Basis Species Comparison

This vignette from the R package canprot shows projections of protein composition made using two sets of basis species. Using the CHNOS basis species (CO2, NH3, H2S, H2O, O2), the plots show that n̅H2O and n̅O2, i.e. the number of H2O and O2 in the formation per residue of the proteins from basis species, are both moderately correlated with ZC (average oxidation state of carbon). Using the QEC basis species (glutamine, glutamic acid, cysteine, H2O, O2), we find that n̅O2 is strongly correlated with ZC, but n̅H2O shows very little correlation. Accordingly, the QEC basis more clearly exposes two compositional variables – oxidation state and hydration state – in proteomic data.

First, load the canprot package and data.


Here we define some labels used in the plot.

nH2Olab <- expression(bar(italic(n))[H[2] * O])
nO2lab <- expression(bar(italic(n))[O[2]])
ZClab <- expression(italic(Z)[C])
QEClab <- CHNOSZ::syslab(c("glutamine", "glutamic acid", "cysteine", "H2O", "O2"))
CHNOSlab <- CHNOSZ::syslab(c("CO2", "NH3", "H2S", "H2O", "O2"))

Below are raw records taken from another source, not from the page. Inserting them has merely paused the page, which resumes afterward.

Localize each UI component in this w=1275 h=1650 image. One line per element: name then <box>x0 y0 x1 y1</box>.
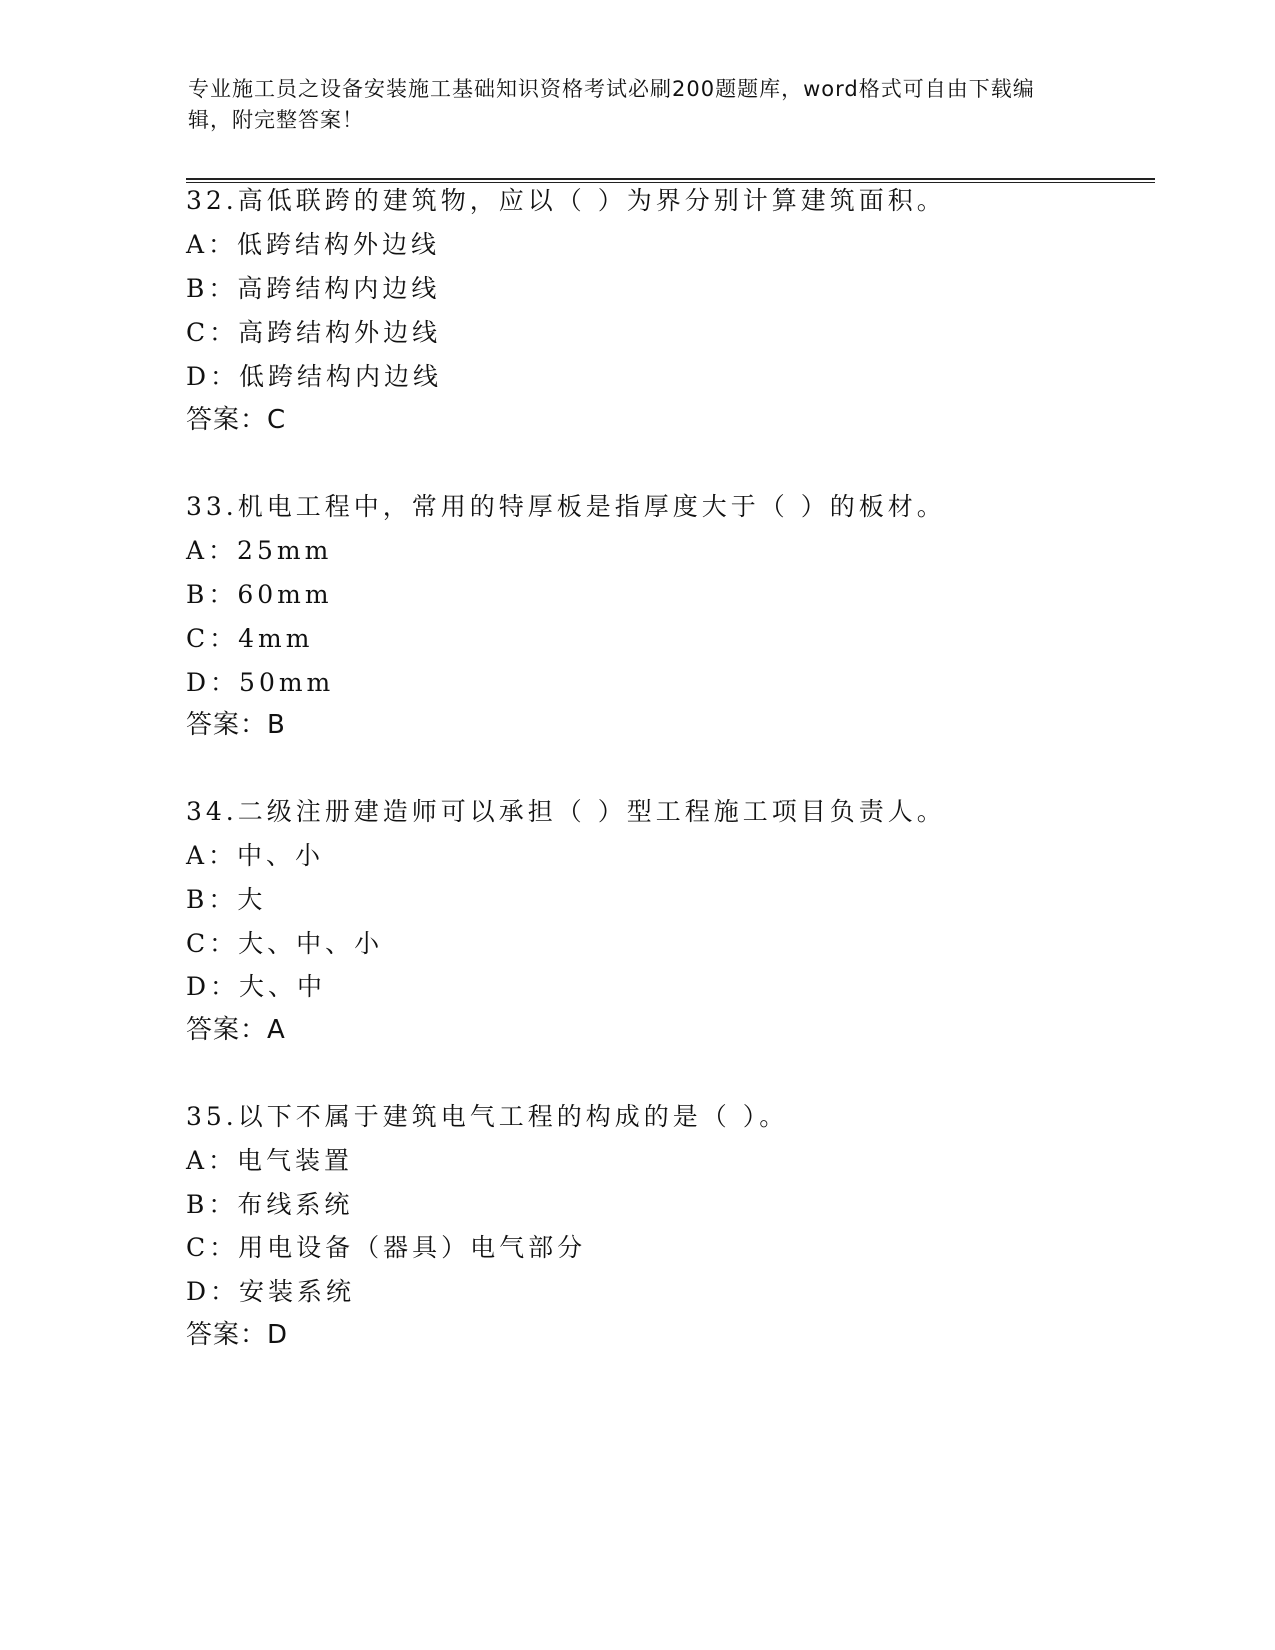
option-b: B：布线系统 <box>186 1190 354 1219</box>
option-b: B：高跨结构内边线 <box>186 274 441 303</box>
header-divider-thick <box>186 178 1155 180</box>
option-c: C：大、中、小 <box>186 929 384 958</box>
question-stem: 34.二级注册建造师可以承担（ ）型工程施工项目负责人。 <box>186 797 946 826</box>
answer-line: 答案：A <box>186 1015 286 1045</box>
option-d: D：安装系统 <box>186 1277 356 1306</box>
option-c: C：4mm <box>186 624 314 653</box>
answer-line: 答案：D <box>186 1320 289 1350</box>
option-a: A：中、小 <box>186 841 325 870</box>
option-d: D：大、中 <box>186 972 327 1001</box>
option-c: C：用电设备（器具）电气部分 <box>186 1233 587 1262</box>
option-b: B：大 <box>186 885 267 914</box>
header-divider-thin <box>186 182 1155 183</box>
answer-line: 答案：C <box>186 405 287 435</box>
option-a: A：电气装置 <box>186 1146 354 1175</box>
question-stem: 33.机电工程中，常用的特厚板是指厚度大于（ ）的板材。 <box>186 492 946 521</box>
question-stem: 32.高低联跨的建筑物，应以（ ）为界分别计算建筑面积。 <box>186 186 946 215</box>
option-a: A：25mm <box>186 536 333 565</box>
option-a: A：低跨结构外边线 <box>186 230 441 259</box>
question-stem: 35.以下不属于建筑电气工程的构成的是（ ）。 <box>186 1102 789 1131</box>
option-d: D：低跨结构内边线 <box>186 362 443 391</box>
option-c: C：高跨结构外边线 <box>186 318 442 347</box>
option-b: B：60mm <box>186 580 333 609</box>
option-d: D：50mm <box>186 668 335 697</box>
answer-line: 答案：B <box>186 710 286 740</box>
document-header: 专业施工员之设备安装施工基础知识资格考试必刷200题题库，word格式可自由下载编辑，附完整答案！ <box>188 77 1035 132</box>
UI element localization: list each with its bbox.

Next, get the amino acid compositions of all proteins in the UniProt human proteome and calculate the protein formulas and ZC. Note that ZC is a sum of elemental ratios and is independent of the choice of basis species.

aa <- human_base
protein.formula <- CHNOSZ::protein.formula(aa)
ZC <- CHNOSZ::ZC(protein.formula)

Now set up the figure and plot the per-residue compositions of the proteins projected into different sets of basis species.

par(mfrow = c(2, 2))
par(mar = c(4, 4, 2.5, 1))
par(cex = 1.1)
par(mgp = c(2.5, 1, 0))
for(basis in c("QEC", "CHNOS")) {
  protein.basis <- CHNOSZ::protein.basis(aa)
  protein.length <- CHNOSZ::protein.length(aa)
  residue.basis <- protein.basis / protein.length
  smoothScatter(ZC, residue.basis[, "O2"], xlab = ZClab, ylab = nO2lab)
  smoothScatter(ZC, residue.basis[, "H2O"], xlab = ZClab, ylab = nH2Olab)
  if(basis=="QEC") mtext(QEClab, outer = TRUE, cex = 1.2, line = -1.5)
  if(basis=="CHNOS") mtext(CHNOSlab, outer = TRUE, cex = 1.2, line = -15)

This figure has been published as Figure S1 of Dick, 2017 (Chemical composition and the potential for proteomic transformation in cancer, hypoxia, and hyperosmotic stress. PeerJ 5:e3421).